Retour sur le premier Grenelle contre les violences conjugales

Aujourd’hui, une femme meurt tous les deux jours sous les coups de son conjoint ou de son ex-conjoint. C'est en réaction à ce chiffre glaçant que s'est tenu le premier Grenelle contre les violences conjugales. Ce grand dispositif s'est conclu le 25 novembre 2019, journée internationale contre la violence à l’égard des femmes.
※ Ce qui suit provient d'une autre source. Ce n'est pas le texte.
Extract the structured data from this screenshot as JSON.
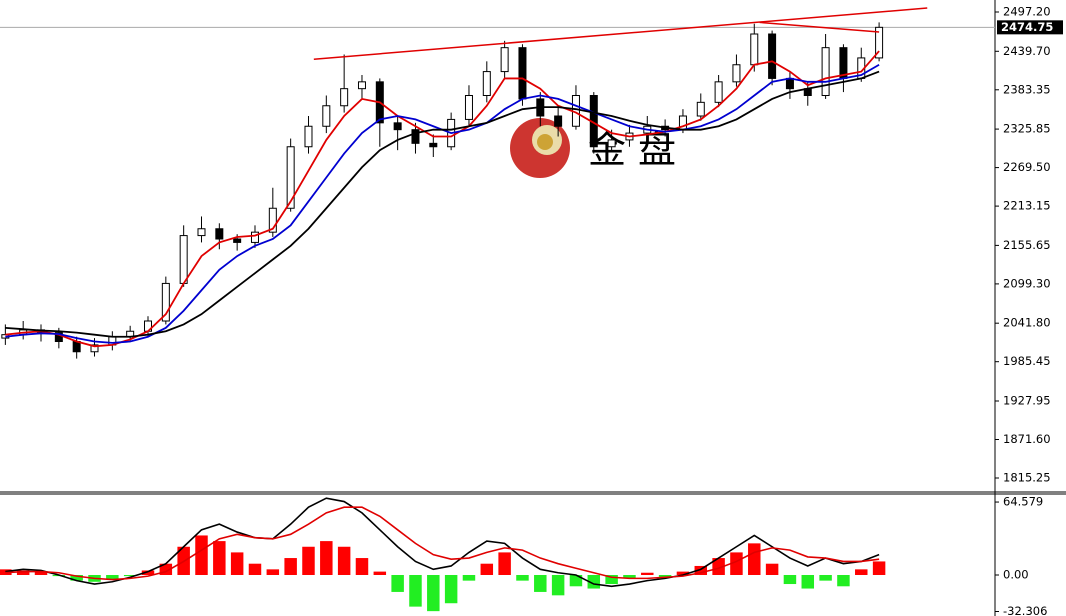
{
  "chart_data": [
    {
      "type": "candlestick",
      "watermark": "金 盘",
      "open": [
        2020,
        2025,
        2032,
        2028,
        2015,
        2000,
        2010,
        2022,
        2030,
        2045,
        2100,
        2170,
        2180,
        2165,
        2160,
        2175,
        2210,
        2300,
        2330,
        2360,
        2385,
        2395,
        2335,
        2325,
        2305,
        2300,
        2340,
        2375,
        2410,
        2445,
        2370,
        2345,
        2330,
        2375,
        2300,
        2310,
        2320,
        2330,
        2325,
        2345,
        2365,
        2395,
        2420,
        2465,
        2400,
        2385,
        2375,
        2445,
        2400,
        2430
      ],
      "high": [
        2040,
        2045,
        2040,
        2035,
        2022,
        2020,
        2030,
        2038,
        2052,
        2110,
        2185,
        2198,
        2188,
        2172,
        2185,
        2240,
        2312,
        2345,
        2375,
        2435,
        2405,
        2400,
        2345,
        2335,
        2318,
        2350,
        2390,
        2425,
        2455,
        2450,
        2380,
        2360,
        2390,
        2380,
        2325,
        2332,
        2345,
        2340,
        2355,
        2378,
        2405,
        2435,
        2480,
        2470,
        2410,
        2395,
        2465,
        2450,
        2445,
        2482
      ],
      "low": [
        2010,
        2018,
        2015,
        2005,
        1990,
        1993,
        2002,
        2015,
        2022,
        2040,
        2095,
        2160,
        2150,
        2148,
        2152,
        2168,
        2205,
        2290,
        2320,
        2350,
        2370,
        2300,
        2295,
        2290,
        2285,
        2295,
        2330,
        2365,
        2400,
        2360,
        2330,
        2315,
        2325,
        2290,
        2295,
        2300,
        2312,
        2315,
        2320,
        2338,
        2358,
        2388,
        2410,
        2390,
        2370,
        2360,
        2370,
        2380,
        2395,
        2425
      ],
      "close": [
        2025,
        2032,
        2028,
        2015,
        2000,
        2010,
        2022,
        2030,
        2045,
        2100,
        2170,
        2180,
        2165,
        2160,
        2175,
        2210,
        2300,
        2330,
        2360,
        2385,
        2395,
        2335,
        2325,
        2305,
        2300,
        2340,
        2375,
        2410,
        2445,
        2370,
        2345,
        2330,
        2375,
        2300,
        2310,
        2320,
        2330,
        2325,
        2345,
        2365,
        2395,
        2420,
        2465,
        2400,
        2385,
        2375,
        2445,
        2400,
        2430,
        2474.75
      ],
      "up_color": "#ffffff",
      "down_color": "#000000",
      "series": [
        {
          "color": "#e00000",
          "values": [
            2025,
            2028,
            2030,
            2025,
            2015,
            2008,
            2010,
            2018,
            2030,
            2055,
            2100,
            2140,
            2160,
            2168,
            2170,
            2180,
            2220,
            2265,
            2310,
            2345,
            2370,
            2365,
            2345,
            2330,
            2315,
            2315,
            2330,
            2360,
            2400,
            2400,
            2385,
            2360,
            2350,
            2335,
            2320,
            2315,
            2318,
            2322,
            2330,
            2340,
            2360,
            2385,
            2420,
            2425,
            2410,
            2390,
            2400,
            2405,
            2410,
            2440
          ]
        },
        {
          "color": "#0000d0",
          "values": [
            2022,
            2025,
            2027,
            2026,
            2020,
            2015,
            2013,
            2015,
            2022,
            2035,
            2060,
            2090,
            2120,
            2140,
            2155,
            2165,
            2185,
            2220,
            2255,
            2290,
            2320,
            2340,
            2345,
            2340,
            2330,
            2320,
            2325,
            2335,
            2355,
            2370,
            2375,
            2370,
            2360,
            2350,
            2340,
            2330,
            2325,
            2322,
            2325,
            2330,
            2340,
            2355,
            2375,
            2395,
            2400,
            2395,
            2395,
            2400,
            2405,
            2420
          ]
        },
        {
          "color": "#000000",
          "values": [
            2035,
            2033,
            2031,
            2030,
            2028,
            2025,
            2022,
            2022,
            2025,
            2030,
            2040,
            2055,
            2075,
            2095,
            2115,
            2135,
            2155,
            2180,
            2210,
            2240,
            2270,
            2295,
            2310,
            2320,
            2325,
            2325,
            2330,
            2335,
            2345,
            2355,
            2358,
            2358,
            2355,
            2350,
            2345,
            2338,
            2332,
            2328,
            2325,
            2325,
            2330,
            2340,
            2355,
            2370,
            2380,
            2385,
            2390,
            2395,
            2400,
            2410
          ]
        }
      ],
      "trend_lines": [
        {
          "color": "#e00000",
          "x": [
            17.3,
            51.7
          ],
          "values": [
            2428,
            2503
          ]
        },
        {
          "color": "#e00000",
          "x": [
            42.3,
            49
          ],
          "values": [
            2482,
            2468
          ]
        }
      ],
      "last_price": {
        "value": 2474.75,
        "label": "2474.75"
      },
      "xlim": [
        -0.3,
        55.5
      ],
      "ylim": [
        1794.76,
        2514.76
      ],
      "yticks": [
        {
          "value": 2497.2,
          "label": "2497.20"
        },
        {
          "value": 2439.7,
          "label": "2439.70"
        },
        2383.35,
        2325.85,
        {
          "value": 2269.5,
          "label": "2269.50"
        },
        2213.15,
        2155.65,
        {
          "value": 2099.3,
          "label": "2099.30"
        },
        {
          "value": 2041.8,
          "label": "2041.80"
        },
        1985.45,
        1927.95,
        {
          "value": 1871.6,
          "label": "1871.60"
        },
        1815.25
      ]
    },
    {
      "type": "macd",
      "values": [
        5,
        4,
        3,
        -1,
        -5,
        -6,
        -4,
        -1,
        4,
        10,
        25,
        35,
        30,
        20,
        10,
        5,
        15,
        25,
        30,
        25,
        15,
        3,
        -15,
        -28,
        -32,
        -25,
        -5,
        10,
        20,
        -5,
        -15,
        -18,
        -10,
        -12,
        -8,
        -3,
        2,
        -2,
        3,
        8,
        15,
        20,
        28,
        10,
        -8,
        -12,
        -5,
        -10,
        5,
        12
      ],
      "positive_color": "#ff0000",
      "negative_color": "#22ee22",
      "series": [
        {
          "color": "#000000",
          "values": [
            3,
            5,
            4,
            0,
            -5,
            -8,
            -6,
            -2,
            3,
            10,
            25,
            40,
            45,
            38,
            33,
            32,
            45,
            60,
            68,
            65,
            55,
            40,
            25,
            12,
            5,
            8,
            20,
            30,
            28,
            15,
            5,
            2,
            0,
            -8,
            -10,
            -8,
            -5,
            -3,
            0,
            5,
            15,
            25,
            35,
            25,
            15,
            8,
            15,
            10,
            12,
            18
          ]
        },
        {
          "color": "#e00000",
          "values": [
            2,
            3,
            3,
            2,
            -1,
            -3,
            -4,
            -3,
            -1,
            3,
            12,
            22,
            32,
            36,
            33,
            32,
            36,
            45,
            55,
            60,
            60,
            52,
            40,
            28,
            18,
            14,
            15,
            20,
            24,
            22,
            15,
            10,
            6,
            2,
            -2,
            -3,
            -3,
            -2,
            -1,
            2,
            6,
            12,
            20,
            24,
            22,
            16,
            15,
            12,
            12,
            14
          ]
        }
      ],
      "xlim": [
        -0.3,
        55.5
      ],
      "ylim": [
        -36.3,
        71.7
      ],
      "yticks": [
        64.579,
        {
          "value": 0,
          "label": "0.00"
        },
        -32.306
      ]
    }
  ]
}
À cette occasion, le Premier ministre Édouard Philippe a présenté avec Marlène Schiappa, secrétaire d’Etat à l’Egalité femmes-hommes, les conclusions de ce processus inédit. Le Gouvernement a annoncé 30 mesures solides, regroupées en 9 axes :

  • Prévenir les violences : éduquer à la non-violence et à l’égalité entre les filles et les garçons.
  • Libérer la parole des victimes et favoriser la révélation des violences : pour cela, le 3919 sera ouvert 24/24 et 7/7 et rendu accessible aux personnes en situation de handicap.
  • Protéger les femmes victimes dès le dépôt de plainte : grâce notamment à la création de 80 postes d’intervenants sociaux dans les commissariats et gendarmeries.
  • Une prise en charge médico-sociale renforcée des femmes victimes de violences.
  • Une justice plus protectrice des femmes victimes de violences : en interdisant la médiation pénale en cas de violence conjugale.
  • Prendre en compte l’impact des violences conjugales sur enfants et sur les liens familiaux. « Il est insoutenable de se dire qu'on est obligé légalement d'amener son enfant à un homme qui est menaçant violent vis-à-vis de nous : cela, nous y mettons fin », a expliqué Marlène Schiappa.
  • Un suivi et une prise en charge des auteurs pour traiter le problème des violences conjugales dans sa globalité et mieux prévenir le risque de récidive.
  • Protéger les femmes victimes de violences, y compris au travail.
  • Protéger les victimes en situation de handicap.

Je salue les efforts et l'énergie déployés par l'exécutif, depuis le début du quinquennat, sur ces questions, ô combien importantes et alarmantes. Les victimes de ces violences, comme les membres du Gouvernement, peuvent être assurés de mon soutien à ces mesures, lors de l'examen de la proposition de loi en janvier 2020, à l'Assemblée nationale.